While making a presentation at the IEEE conference in Monterrey, California on re-programmable memory, Vinod Dham received an offer from the Intel to work with them. In January 1990, Vinod was in-charge of developing the 586 or Pentium processor. He worked relentlessly on the project and the Pentium processor was a big hit in the market. Vinod Dham rose up the corporate ladder and reached the position of the Vice President of the Intel's Microprocessor Products Group. He quit Intel in 1995.

Thereafter, Vinod joined NexGen, a start-up firm as Chief Operating Officer and Executive Vice President.. When Advanced Micro Devices Inc. (AMD) acquired NexGen in 1996, Vinod Dham looked after the development of AMD's famous K6 Processor, world's fastest personal computer microprocessor. Later on he quit AMD.

Presently, Vinod Dham is the chairman, president and chief executive officer of Silicon Spice, a communications technology development firm.

NRI ENTREPRENEUR 5 - LORD SWARAJ PAUL

LORD SWARAJ PAUL

Born: 1931

Achievement: Knighted by British Queen in 1978; Awarded Padma Bhushan in 1983.

Lord Swaraj Paul is one of the most famous Indian origin entrepreneurs, based in Britain. He is the founder of multinational company Caparo-the UK-based steel and engineering group.

Swraj Paul was born in Jalandhar in 1931. His father ran a small foundry and used to make steel buckets and farming equipments. Swaraj Paul did his graduation from the Punjab University and subsequently obtained a Master's degree in mechanical engineering from the Massachusetts Institute of Technology (MIT) in the US. After his return to India, Swaraj Paul joined the Apeejay Group, which his father had founded. Destiny took him to London in 1966, where he went for his daughter's Leukemia treatment, and stayed there forever.

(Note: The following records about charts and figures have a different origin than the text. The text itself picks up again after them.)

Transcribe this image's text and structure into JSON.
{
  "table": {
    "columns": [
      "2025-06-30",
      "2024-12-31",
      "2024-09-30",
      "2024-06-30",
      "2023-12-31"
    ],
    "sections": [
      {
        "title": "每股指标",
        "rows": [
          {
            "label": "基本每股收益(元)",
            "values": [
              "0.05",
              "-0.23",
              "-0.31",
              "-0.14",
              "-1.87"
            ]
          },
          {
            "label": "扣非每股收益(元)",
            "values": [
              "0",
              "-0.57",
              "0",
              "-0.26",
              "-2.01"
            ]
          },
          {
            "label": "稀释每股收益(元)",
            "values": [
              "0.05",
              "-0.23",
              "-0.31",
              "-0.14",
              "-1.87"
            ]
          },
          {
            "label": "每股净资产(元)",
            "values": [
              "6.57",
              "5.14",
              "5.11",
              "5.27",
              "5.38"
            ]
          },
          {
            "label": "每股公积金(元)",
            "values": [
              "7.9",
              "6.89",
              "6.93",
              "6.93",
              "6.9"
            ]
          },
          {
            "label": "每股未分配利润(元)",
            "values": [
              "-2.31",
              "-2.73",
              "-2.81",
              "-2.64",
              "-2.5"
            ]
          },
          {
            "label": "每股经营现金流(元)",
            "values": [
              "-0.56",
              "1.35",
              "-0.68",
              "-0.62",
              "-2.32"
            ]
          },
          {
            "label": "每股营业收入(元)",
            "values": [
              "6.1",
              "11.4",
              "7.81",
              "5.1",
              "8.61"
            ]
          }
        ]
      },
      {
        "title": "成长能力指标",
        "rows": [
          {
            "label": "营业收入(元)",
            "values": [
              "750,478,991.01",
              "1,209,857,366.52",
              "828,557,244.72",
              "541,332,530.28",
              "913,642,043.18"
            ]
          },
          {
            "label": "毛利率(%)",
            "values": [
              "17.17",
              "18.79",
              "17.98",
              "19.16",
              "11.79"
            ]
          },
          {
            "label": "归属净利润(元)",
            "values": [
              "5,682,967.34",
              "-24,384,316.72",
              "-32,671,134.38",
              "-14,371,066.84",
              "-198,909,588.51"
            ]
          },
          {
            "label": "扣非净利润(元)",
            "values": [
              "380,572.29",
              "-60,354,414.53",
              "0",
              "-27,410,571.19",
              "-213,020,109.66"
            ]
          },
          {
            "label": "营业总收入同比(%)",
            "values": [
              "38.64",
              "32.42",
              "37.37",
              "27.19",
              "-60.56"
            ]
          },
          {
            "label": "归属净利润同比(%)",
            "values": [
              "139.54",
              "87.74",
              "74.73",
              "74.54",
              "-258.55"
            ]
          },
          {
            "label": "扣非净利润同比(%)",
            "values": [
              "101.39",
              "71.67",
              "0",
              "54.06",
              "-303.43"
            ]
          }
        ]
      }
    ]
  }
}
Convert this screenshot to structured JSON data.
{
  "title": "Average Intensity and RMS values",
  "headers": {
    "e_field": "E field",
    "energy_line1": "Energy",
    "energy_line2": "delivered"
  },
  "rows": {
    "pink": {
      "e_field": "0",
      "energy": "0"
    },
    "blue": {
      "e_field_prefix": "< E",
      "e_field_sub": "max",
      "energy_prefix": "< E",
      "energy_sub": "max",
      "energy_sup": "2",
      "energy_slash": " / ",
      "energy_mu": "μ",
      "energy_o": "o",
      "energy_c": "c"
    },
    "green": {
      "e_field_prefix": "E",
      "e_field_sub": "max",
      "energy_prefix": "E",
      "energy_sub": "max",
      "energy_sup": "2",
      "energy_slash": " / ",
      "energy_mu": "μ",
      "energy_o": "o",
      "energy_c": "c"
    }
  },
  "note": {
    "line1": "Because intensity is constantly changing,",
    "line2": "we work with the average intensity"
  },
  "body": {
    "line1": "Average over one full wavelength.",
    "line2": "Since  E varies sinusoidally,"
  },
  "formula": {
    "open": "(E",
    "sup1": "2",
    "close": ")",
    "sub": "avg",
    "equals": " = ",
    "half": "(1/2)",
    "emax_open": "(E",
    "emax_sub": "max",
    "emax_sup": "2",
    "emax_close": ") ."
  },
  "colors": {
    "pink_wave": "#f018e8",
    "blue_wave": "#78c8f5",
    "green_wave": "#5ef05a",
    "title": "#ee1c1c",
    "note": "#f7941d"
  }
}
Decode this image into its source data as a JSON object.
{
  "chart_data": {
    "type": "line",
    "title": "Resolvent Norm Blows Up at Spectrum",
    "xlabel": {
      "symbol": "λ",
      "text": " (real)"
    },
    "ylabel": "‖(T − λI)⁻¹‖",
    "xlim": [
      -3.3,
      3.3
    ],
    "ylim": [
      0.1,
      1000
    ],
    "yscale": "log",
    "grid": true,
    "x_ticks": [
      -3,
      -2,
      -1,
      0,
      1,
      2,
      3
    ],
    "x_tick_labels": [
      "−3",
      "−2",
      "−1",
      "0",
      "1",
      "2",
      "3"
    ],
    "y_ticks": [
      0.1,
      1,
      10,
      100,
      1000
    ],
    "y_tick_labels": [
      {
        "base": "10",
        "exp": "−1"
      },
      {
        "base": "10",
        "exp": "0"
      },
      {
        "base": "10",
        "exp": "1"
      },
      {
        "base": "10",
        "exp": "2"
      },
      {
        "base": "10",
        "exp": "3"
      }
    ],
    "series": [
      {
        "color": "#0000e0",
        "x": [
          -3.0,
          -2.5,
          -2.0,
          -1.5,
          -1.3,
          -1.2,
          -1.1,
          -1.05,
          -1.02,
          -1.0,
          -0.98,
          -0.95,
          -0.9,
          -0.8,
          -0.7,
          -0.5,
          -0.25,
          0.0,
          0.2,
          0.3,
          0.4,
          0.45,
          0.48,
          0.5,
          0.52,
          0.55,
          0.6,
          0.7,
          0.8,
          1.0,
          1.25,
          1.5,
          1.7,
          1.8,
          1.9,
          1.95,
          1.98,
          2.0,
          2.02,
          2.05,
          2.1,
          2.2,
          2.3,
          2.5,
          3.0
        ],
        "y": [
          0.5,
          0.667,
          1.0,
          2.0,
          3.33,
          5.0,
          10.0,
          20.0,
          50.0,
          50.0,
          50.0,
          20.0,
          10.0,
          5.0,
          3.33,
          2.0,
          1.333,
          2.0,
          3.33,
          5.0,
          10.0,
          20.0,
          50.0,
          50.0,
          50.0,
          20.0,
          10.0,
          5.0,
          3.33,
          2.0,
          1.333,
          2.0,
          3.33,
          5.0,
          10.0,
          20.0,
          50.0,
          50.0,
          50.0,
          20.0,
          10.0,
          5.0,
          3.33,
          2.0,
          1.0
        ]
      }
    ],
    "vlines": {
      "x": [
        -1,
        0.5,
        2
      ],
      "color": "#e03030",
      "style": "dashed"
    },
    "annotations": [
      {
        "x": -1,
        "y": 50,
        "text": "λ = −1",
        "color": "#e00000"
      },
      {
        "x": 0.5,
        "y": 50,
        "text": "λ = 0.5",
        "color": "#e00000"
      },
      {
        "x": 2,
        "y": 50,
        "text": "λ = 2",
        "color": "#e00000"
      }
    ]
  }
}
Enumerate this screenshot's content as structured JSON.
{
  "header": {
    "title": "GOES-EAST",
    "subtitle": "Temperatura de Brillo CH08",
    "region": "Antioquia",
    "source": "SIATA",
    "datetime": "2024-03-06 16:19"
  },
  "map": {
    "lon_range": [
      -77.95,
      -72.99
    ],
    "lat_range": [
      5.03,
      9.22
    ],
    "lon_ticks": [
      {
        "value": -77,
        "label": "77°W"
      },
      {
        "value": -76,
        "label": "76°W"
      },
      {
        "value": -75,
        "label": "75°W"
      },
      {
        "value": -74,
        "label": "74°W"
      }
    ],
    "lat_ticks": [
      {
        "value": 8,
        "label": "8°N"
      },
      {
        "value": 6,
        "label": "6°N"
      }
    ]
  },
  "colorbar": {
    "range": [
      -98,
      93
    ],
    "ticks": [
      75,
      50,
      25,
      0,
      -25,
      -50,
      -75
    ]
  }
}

Swaraj Paul started his business in Britain in 1968. After acquiring one steel unit, he went on to acquire more units and founded the Caparo group in the year 1978. Caparo developed into one of the leading producers of welded steel tube and spiral-welded pipe in the UK. In 1996, Swaraj Paul stepped down from the management of the Caparo group and handed over the reins to his three sons.

Lord Swaraj Paul has won several honors and awards. He was knighted by the British Queen in the year 1978 and became the Lord Paul of Marylebone and a member of the House of Lords. Lord Swraj Paul wrote the biography of Indira Gandhi and was awarded the Padma Bhushan in 1983. He was bestowed with the Pro-Chancellorship of the Thames University in 1998.